Release at a glance: better hit ranking, critical bug fix, structure clustering, smaller database size and updated AlphaFold Databases.

Features

  • foldseek databases now offers the AlphaFoldDB v4 databases.
  • We have improved hit ranking in Foldseek by multiplying the 3Di/AA bit-score by the geometric mean of alignment LDDT and TMscore, resulting in more accurate rankings.
  • The --format-output prob parameter now returns the probability of homology.
  • The --format-mode 5 flag generates PDB files with all Cα atoms superimposed based on the aligned coordinates onto the query structure.
  • We have added a faster computation for LDDT, available with the --format-output lddt,lddtfull flag. The lddt flag outputs the average LDDT score for all Cα, while the lddtfull flag outputs a string of LDDT scores for each Cα.
  • The --coord-store-mode 2 parameter allows for storage of C-alpha lossless in compressed format.
  • TMalign mode (--alignment-type 1) now uses the 3Di/AA as a prefilter to improve the precision and recall of TMalign, this also makes the TMalign mode much faster.
  • We have added support for reading in Foldcomp databases (see foldcomp.foldseek.com).
  • The database module now includes an option to download ESMAtlas30.
  • We have added support for easy-cluster, a tool to cluster structural datasets using 3Di/AA alignment, LDDT, and TMscore.
  • We have added support for profile searches as well as iterative searches using the --num-iterations flag.
  • TMalign results can now be sorted by qTM, tTM, min(qTM, tTM), max(qTM, tTM), and avg(qTM, tTM) using the --sort flag.
  • New modulecompressca: converts an uncompressed Cα database to compressed format.
  • New module convert2pdb: converts a Foldseek structure database to a multi-model PDB file.
  • We added our PDB100 update pipeline to util/update_webserver_pdb

Breaking Change

  • 3Di/AA score reported by Foldseek is now bit-score * sqrt(alignment LDDT * alignment TMscore)
  • Default sort of TMalign is now average avg(qTM,tTM).
  • We do not provide the "Alphafold/UniProt-NO-CA" database anymore, Cα databases are now always required.
  • AlphaFoldDB Swiss-Prot and Proteome file names have changed. Downloads for these will stop working on Foldseek versions before this one.
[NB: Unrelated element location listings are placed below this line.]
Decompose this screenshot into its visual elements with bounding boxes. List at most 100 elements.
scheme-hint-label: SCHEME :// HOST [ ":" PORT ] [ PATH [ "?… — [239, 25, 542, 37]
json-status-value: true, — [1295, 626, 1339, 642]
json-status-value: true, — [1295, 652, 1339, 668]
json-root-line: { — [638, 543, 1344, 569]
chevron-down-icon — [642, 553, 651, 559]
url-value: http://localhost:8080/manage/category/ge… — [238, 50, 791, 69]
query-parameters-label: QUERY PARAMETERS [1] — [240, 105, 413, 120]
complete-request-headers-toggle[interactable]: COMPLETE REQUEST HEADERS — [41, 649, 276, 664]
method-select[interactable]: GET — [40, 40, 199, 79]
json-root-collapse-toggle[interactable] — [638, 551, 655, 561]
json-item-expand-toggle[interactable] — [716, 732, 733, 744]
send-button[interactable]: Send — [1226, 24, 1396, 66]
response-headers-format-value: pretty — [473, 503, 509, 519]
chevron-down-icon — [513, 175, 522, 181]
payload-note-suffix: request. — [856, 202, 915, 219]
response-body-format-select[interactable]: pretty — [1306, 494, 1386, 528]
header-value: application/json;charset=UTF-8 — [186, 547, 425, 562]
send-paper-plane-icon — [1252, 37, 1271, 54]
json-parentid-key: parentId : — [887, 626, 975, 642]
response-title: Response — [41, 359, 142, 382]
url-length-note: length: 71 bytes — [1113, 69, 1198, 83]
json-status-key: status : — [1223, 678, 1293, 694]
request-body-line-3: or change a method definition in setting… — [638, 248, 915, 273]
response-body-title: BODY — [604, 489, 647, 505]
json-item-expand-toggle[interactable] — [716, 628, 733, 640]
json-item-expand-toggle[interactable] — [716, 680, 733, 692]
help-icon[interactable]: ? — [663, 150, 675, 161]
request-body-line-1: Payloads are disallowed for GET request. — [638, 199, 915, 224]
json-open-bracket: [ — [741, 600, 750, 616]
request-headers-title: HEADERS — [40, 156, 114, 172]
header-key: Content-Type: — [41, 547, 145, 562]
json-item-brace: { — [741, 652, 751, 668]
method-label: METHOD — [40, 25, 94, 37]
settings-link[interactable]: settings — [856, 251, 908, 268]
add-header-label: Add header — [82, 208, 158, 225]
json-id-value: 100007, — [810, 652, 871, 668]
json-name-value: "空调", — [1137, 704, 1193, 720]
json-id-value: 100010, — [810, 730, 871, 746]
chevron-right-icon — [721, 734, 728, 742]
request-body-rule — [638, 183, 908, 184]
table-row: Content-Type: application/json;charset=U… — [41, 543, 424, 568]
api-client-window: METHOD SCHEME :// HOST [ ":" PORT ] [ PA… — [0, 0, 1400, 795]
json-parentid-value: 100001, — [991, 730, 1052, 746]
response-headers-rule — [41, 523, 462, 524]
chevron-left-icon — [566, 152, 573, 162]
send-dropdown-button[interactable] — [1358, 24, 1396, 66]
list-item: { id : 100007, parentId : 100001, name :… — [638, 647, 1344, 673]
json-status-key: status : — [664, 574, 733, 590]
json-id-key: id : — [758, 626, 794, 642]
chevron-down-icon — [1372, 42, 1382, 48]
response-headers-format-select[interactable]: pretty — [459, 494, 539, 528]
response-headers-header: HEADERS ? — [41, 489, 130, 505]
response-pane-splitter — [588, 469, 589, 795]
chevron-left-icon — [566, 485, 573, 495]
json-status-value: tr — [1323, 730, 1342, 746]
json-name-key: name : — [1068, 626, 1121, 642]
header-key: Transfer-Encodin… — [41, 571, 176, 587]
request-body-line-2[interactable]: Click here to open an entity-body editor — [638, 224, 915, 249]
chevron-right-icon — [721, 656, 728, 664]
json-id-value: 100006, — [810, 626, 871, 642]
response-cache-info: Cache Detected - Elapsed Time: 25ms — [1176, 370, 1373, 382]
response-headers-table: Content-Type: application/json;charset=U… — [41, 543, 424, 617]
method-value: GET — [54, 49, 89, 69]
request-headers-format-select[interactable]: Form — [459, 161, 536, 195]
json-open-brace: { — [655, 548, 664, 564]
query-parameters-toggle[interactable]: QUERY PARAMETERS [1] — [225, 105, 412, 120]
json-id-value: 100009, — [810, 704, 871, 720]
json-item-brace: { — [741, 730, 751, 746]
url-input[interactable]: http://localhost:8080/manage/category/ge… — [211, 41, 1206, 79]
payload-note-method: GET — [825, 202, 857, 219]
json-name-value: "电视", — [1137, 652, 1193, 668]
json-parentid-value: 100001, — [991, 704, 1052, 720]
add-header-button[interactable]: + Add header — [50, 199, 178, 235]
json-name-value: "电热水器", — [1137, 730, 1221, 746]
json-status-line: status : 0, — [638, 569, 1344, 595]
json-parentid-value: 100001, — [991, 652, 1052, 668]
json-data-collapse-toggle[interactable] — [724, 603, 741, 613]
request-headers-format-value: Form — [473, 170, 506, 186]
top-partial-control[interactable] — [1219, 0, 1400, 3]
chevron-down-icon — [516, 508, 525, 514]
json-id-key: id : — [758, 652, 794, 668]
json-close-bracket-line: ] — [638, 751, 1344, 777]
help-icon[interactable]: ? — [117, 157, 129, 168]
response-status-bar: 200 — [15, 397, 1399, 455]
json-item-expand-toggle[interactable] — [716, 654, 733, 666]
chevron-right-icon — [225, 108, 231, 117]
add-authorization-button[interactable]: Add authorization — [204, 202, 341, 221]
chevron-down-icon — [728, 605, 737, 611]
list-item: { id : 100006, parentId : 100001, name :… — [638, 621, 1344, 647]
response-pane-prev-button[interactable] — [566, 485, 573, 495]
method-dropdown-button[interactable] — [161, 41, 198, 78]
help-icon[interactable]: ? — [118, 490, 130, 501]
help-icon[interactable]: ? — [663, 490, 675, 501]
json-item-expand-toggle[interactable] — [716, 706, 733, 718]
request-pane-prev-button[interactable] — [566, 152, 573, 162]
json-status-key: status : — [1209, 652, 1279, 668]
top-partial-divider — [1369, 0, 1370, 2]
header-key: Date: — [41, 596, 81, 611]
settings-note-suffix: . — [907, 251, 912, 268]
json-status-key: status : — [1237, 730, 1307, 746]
Generally, since the Cα database format has changed and is incompatible to older Foldseek versions. None of the v4 databases will work with previous versions.
  • The default E-value is now 10.

Bug fixes

  • We have fixed an issue that resulted in the loss of high-scoring diagonals during the prefilter step.
  • The visualization has been fixed for cases where the alignment length is exactly 80.
  • We have fixed issues with tar inputs.